Get to the good part first.

Your content is good. You have the right facts and tone. But your words are in the wrong order. What you have is an annoying habit, not an article.

Stop trying to weave a tale. Get me to the next line.

Sentence #1:
Tell me why I should care enough to read further.

Sentence #2:
Tell me the main interesting facts about who, what, where, why, or when.

Sentence #3:
Tell me the takeaway of your article: What is your conclusion? What is the overall significance? Why should I care enough to read the whole thing?

For online reading, especially news reading, know this: I am already looking for a reason to click somewhere else.
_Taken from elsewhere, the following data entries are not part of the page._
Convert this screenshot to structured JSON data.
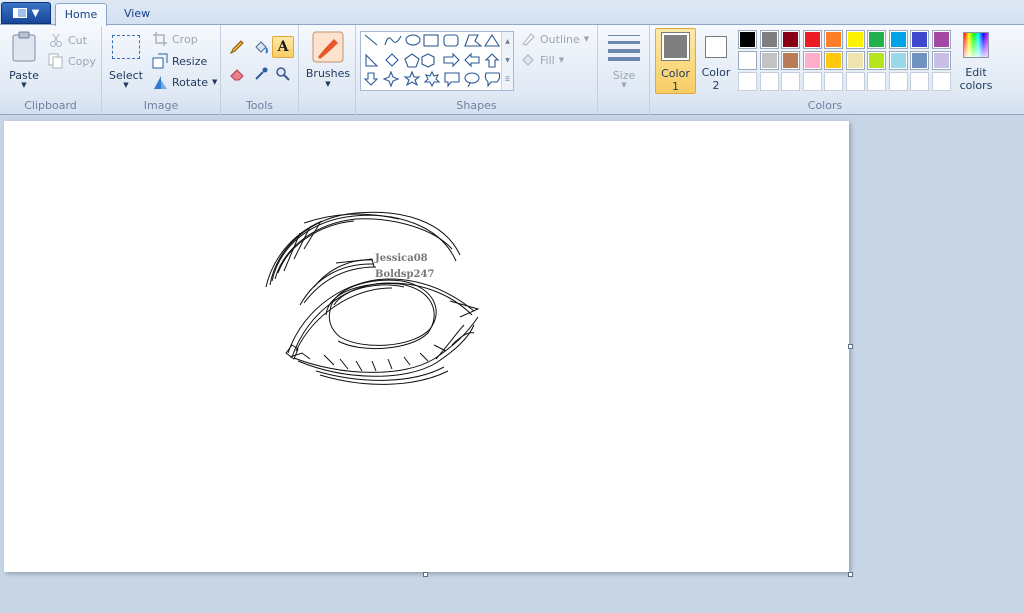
{
  "tabs": {
    "home": "Home",
    "view": "View"
  },
  "clipboard": {
    "paste": "Paste",
    "cut": "Cut",
    "copy": "Copy",
    "group": "Clipboard"
  },
  "image": {
    "select": "Select",
    "crop": "Crop",
    "resize": "Resize",
    "rotate": "Rotate",
    "group": "Image"
  },
  "tools": {
    "group": "Tools"
  },
  "brushes": {
    "label": "Brushes"
  },
  "shapes": {
    "outline": "Outline",
    "fill": "Fill",
    "group": "Shapes"
  },
  "size": {
    "label": "Size"
  },
  "colors": {
    "color1": "Color",
    "color1_num": "1",
    "color2": "Color",
    "color2_num": "2",
    "edit1": "Edit",
    "edit2": "colors",
    "group": "Colors",
    "color1_value": "#7f7f7f",
    "color2_value": "#ffffff",
    "palette_row1": [
      "#000000",
      "#7f7f7f",
      "#880015",
      "#ed1c24",
      "#ff7f27",
      "#fff200",
      "#22b14c",
      "#00a2e8",
      "#3f48cc",
      "#a349a4"
    ],
    "palette_row2": [
      "#ffffff",
      "#c3c3c3",
      "#b97a57",
      "#ffaec9",
      "#ffc90e",
      "#efe4b0",
      "#b5e61d",
      "#99d9ea",
      "#7092be",
      "#c8bfe7"
    ]
  },
  "canvas": {
    "signature_line1": "Jessica08",
    "signature_line2": "Boldsp247"
  }
}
My mouse is hovering over that exit button. I dare you: Give me one reason to leave, and I’ll do it.

  • I dare you: Write a long sentence.
  • I dare you: Use demanding grammar.
  • I dare you: Keep me waiting for your point.

Each sentence has to carry its weight.

Shorter is better. Don’t set up the story. I don’t care. Tell me the point. Right now. Every sentence stands before the jury and pleads “Not boring.”

If even one sentence bores the reader and breaks the chain, he will leave.

Another article awaits. And he should leave. Because other websites took the trouble to be interesting.

Do you even want to retain your reader? Then put some thought into how to do it.

For online news and opinion, two things matter most: the headline and the first line. Please put more than 60 seconds into writing them.

Use the best practices of journalism. Explore the theory behind the terms:

  • The Inverted Pyramid
  • News Style
  • Avoiding “Burying the Lede”

Here are five refresher articles on the concepts. Please review this material thoroughly.

  1. Inverted pyramid (journalism)
  2. News style
  3. Don’t Bury the Lede
  4. How to Avoid Burying the Lede of Your News Story
  5. Writing advice that pays: Don’t bury the lede

It’s one rule with several applications:

Don’t bury the lede on the “macro”, the “mid”, or the “micro” level.

Macro Level: Consider the whole piece. Put the most important part in the first paragraph.

Mid Level: Consider each paragraph. Put the most important part in the first sentence.

Micro Level: Consider each sentence. Put the most important part early in the sentence, not late.

Action Steps:

Re-write one of your existing articles.

1. Find a piece you think might be boring. Assess it. Take notes, but don’t start editing the piece itself. Use the following steps:

2. Look at the macro level. What did you mainly want the piece to say?

3. Did you say that in the first paragraph? Yes/No.

4. Did you put your most important secondary point in the second paragraph, and so on (third and fourth paragraphs etc.) in decreasing order?

5. Look at the mid level. In each paragraph did you say the most important thing in the first sentence? Yes/No.

6. Look at the micro level. Find some long sentences. In these sentences did you say the most important thing early in the sentence, not late?

7. Now re-write the entire piece — without even looking at the first version. Start by writing an outline of all the main points and supporting points. Then write your piece quickly. Don’t stop to edit.

After re-writing a single piece by this method, you will understand the idea. It will soon become a mindset and a habit.

Do you always need a written outline? For a couple of years, probably. Eventually, you’ll be able to create the outline in your mind for topics you know well.